This week has seen the annual proliferation across social
media of first day at school shots of children standing somewhat nervously,
somewhat excitedly, all smart in their uniforms and ready to go off for the new
school year. I felt quite emotional about this last weekend as this is the
first year that nobody in our house is following this pattern. Neither of my
children are packing bags with arrays of coloured pencils and newly chosen
lunch boxes and I too, after almost thirty years of being governed by academic
calendars, am not returning to a classroom or office of folders, waiting for my
attention to help the children whose names are contained within them.
Although removed from that immediate environment, the first
week back at school makes itself known in other little ways to the wider
community. There are certain times of the day to avoid walking the dog in the park,
when it would be busy with the newest intake to the local high school letting
off steam on their way home, slinging off their heavy school bags to snack and
chat with each other. My husband’s morning journey to work has become more
crowded and taken longer than it did each day over the summer break, so he is
back to factoring in more time for his morning routine. Just being out and
about for a walk or to pick up a few groceries, there seems a renewed purpose
to people as they travel to or from school, or pick up placatory treats on
their way home for tired and not-so-tidy uniformed children who will want to
chill out and play rather than settle to some homework after their long day of
listening and following rules.
I think all of that gives a little context to my unsettled
feelings this week. I thought I had adapted to this writing life, after all, I
have been doing this now since Christmas. A discussion with my daughter last
Saturday showed how similar we both are. She said that she felt like she wanted
to be buying new stationery, even though she has no need of it, just because
she used to like shopping for it and planning for the work ahead. I have always
been a lover of new stationery too, even my writing now is still divided
between laptop and notebook – part of the joy of writing is the physical act of
letting your ink flow across the blank page and then selecting a new, funky
notebook to begin the process all over again once the current book is full. My
writing notebooks have become like sketchbooks to an artist and I am now half-way
through my second one this year. A glimpse inside the covers and you would
quickly see what I mean, not neat at all, jumbled notes, some even scrawled up
the margins but nevertheless meaningful to me at the time.
I mention this stationery fetish as it is connected to that
need to plan for what is ahead, to embark upon a new term, to give yourself
something new to boost your mood so that you can continue with a renewed
energy. Last week’s blog ‘Fairy dust and wishes’ talked about my determination
to manage the part I have been given in our drama group’s pantomime, by setting
myself goals to achieve – fitness, weight loss and learning lines etc. For me,
the new school year was always a moment for personal reflection where I would
think about what I wanted to achieve in the academic year ahead, what I might
do differently this time round. I guess that is why I have been asking myself
similar questions recently.
I have a new writing project in the pipeline and have been
working on that almost every day for a few weeks now, giving both it and myself
the structure that is needed to make purposeful strides forward. I also face a
challenge connected to my writing. This month I am due to lead a talk about my
journey into writing and publishing my book and some of the issues covered
within the content of it – menopause, mental health, self-help and empowerment.
Planning for this event, takes me back to times when I prepared training
sessions for fellow teachers or presentations to support talks to parents.

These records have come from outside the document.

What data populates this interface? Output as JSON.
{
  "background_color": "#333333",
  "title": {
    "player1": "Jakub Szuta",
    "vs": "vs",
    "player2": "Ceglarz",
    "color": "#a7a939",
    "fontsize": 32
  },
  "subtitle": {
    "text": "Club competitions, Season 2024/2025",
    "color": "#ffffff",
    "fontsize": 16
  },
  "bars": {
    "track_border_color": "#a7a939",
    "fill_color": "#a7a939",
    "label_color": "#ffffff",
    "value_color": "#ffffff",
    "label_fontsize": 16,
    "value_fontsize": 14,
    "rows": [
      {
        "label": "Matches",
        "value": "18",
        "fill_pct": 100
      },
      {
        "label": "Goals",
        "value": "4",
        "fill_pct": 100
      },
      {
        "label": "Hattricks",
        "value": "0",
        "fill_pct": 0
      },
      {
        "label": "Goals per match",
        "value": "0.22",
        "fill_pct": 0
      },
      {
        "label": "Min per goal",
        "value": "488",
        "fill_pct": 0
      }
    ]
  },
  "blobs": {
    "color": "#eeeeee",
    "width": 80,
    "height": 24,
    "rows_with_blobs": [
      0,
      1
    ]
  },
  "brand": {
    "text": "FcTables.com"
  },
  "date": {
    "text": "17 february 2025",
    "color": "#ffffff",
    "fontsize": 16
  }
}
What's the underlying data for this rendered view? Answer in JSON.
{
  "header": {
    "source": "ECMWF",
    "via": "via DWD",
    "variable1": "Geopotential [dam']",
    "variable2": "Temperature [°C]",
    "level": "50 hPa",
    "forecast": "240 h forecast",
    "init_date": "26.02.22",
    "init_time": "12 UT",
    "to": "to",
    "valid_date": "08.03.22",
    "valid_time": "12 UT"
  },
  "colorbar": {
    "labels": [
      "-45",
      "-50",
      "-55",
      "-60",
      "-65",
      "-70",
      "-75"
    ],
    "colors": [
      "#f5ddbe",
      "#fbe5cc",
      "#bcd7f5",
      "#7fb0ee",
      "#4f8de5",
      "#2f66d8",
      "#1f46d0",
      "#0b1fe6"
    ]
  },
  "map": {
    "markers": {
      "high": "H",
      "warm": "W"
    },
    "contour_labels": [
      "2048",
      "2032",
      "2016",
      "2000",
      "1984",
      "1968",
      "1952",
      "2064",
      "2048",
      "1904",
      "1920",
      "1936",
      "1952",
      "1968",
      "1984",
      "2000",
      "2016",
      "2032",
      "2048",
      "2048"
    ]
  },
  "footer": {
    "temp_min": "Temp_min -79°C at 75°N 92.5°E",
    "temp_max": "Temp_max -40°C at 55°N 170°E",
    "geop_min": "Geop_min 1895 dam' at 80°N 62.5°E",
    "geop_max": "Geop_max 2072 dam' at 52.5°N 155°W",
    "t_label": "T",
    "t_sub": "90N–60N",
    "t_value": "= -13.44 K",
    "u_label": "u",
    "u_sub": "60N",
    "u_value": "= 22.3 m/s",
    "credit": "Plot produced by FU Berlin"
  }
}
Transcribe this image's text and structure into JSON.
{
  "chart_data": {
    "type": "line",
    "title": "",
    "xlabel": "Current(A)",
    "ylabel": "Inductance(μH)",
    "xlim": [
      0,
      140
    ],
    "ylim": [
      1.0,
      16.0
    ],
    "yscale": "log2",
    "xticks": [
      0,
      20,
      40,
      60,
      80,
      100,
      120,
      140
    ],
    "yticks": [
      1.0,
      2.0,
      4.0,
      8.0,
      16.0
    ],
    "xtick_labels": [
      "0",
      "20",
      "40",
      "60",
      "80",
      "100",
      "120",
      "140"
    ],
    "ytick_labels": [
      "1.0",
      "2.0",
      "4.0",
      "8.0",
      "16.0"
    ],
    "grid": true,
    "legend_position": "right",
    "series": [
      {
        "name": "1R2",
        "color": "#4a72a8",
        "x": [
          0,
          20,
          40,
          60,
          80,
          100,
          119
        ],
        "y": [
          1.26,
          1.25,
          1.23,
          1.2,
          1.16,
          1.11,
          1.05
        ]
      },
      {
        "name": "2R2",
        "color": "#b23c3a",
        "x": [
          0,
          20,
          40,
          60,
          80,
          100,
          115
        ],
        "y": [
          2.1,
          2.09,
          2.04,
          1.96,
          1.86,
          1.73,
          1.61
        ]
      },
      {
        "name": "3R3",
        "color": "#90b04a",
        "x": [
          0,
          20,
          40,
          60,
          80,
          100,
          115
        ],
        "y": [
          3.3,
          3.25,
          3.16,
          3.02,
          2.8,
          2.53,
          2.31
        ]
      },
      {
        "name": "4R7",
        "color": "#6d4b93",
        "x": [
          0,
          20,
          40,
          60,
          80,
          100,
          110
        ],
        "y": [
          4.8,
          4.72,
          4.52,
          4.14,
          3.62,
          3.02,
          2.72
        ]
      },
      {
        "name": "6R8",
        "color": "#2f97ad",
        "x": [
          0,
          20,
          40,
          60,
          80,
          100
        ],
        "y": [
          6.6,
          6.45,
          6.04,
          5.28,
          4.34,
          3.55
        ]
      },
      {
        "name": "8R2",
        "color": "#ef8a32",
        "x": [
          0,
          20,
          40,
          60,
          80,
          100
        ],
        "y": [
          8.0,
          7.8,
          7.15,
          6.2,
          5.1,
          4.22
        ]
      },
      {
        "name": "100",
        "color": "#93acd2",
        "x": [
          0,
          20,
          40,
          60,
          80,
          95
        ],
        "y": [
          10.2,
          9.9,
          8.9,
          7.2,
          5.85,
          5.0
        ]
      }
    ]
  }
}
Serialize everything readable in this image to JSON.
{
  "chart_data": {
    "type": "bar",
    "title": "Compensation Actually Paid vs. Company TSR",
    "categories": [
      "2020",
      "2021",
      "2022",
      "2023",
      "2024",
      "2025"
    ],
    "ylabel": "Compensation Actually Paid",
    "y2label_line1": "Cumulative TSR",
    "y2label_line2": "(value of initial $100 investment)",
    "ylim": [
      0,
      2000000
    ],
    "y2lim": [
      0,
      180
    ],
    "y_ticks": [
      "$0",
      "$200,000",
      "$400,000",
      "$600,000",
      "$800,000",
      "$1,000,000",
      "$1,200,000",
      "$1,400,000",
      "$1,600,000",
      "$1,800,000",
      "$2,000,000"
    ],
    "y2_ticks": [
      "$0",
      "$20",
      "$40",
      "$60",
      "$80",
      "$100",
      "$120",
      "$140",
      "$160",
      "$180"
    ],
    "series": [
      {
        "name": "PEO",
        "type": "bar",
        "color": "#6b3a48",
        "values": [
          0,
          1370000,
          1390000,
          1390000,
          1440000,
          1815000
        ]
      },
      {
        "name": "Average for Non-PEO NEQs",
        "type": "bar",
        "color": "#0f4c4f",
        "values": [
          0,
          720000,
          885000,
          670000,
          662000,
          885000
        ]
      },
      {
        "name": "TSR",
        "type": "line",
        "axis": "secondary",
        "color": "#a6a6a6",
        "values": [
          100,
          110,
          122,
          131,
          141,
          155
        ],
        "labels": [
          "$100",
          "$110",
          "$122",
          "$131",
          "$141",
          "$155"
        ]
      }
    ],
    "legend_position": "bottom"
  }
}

The
difference, I suppose, is just the context. Whilst I have the skill set
required to lead a discussion and I know the content from first-hand experience
as, after all, it is my story, it will feel strange to introduce myself as an
author.
I am not going back to school this year, in all honesty I do
not think I shall return to school in future years – not in a professional
capacity anyway. Yet this month still feels like a new beginning for me,
reminiscent of all the new terms that I faced. I am growing into my new ‘author
uniform,’ I am working out my own timetable and rules and if I need to, I may
even get myself some new stationery.
Aged five or six, at my first primary school in Heston, Middlesex.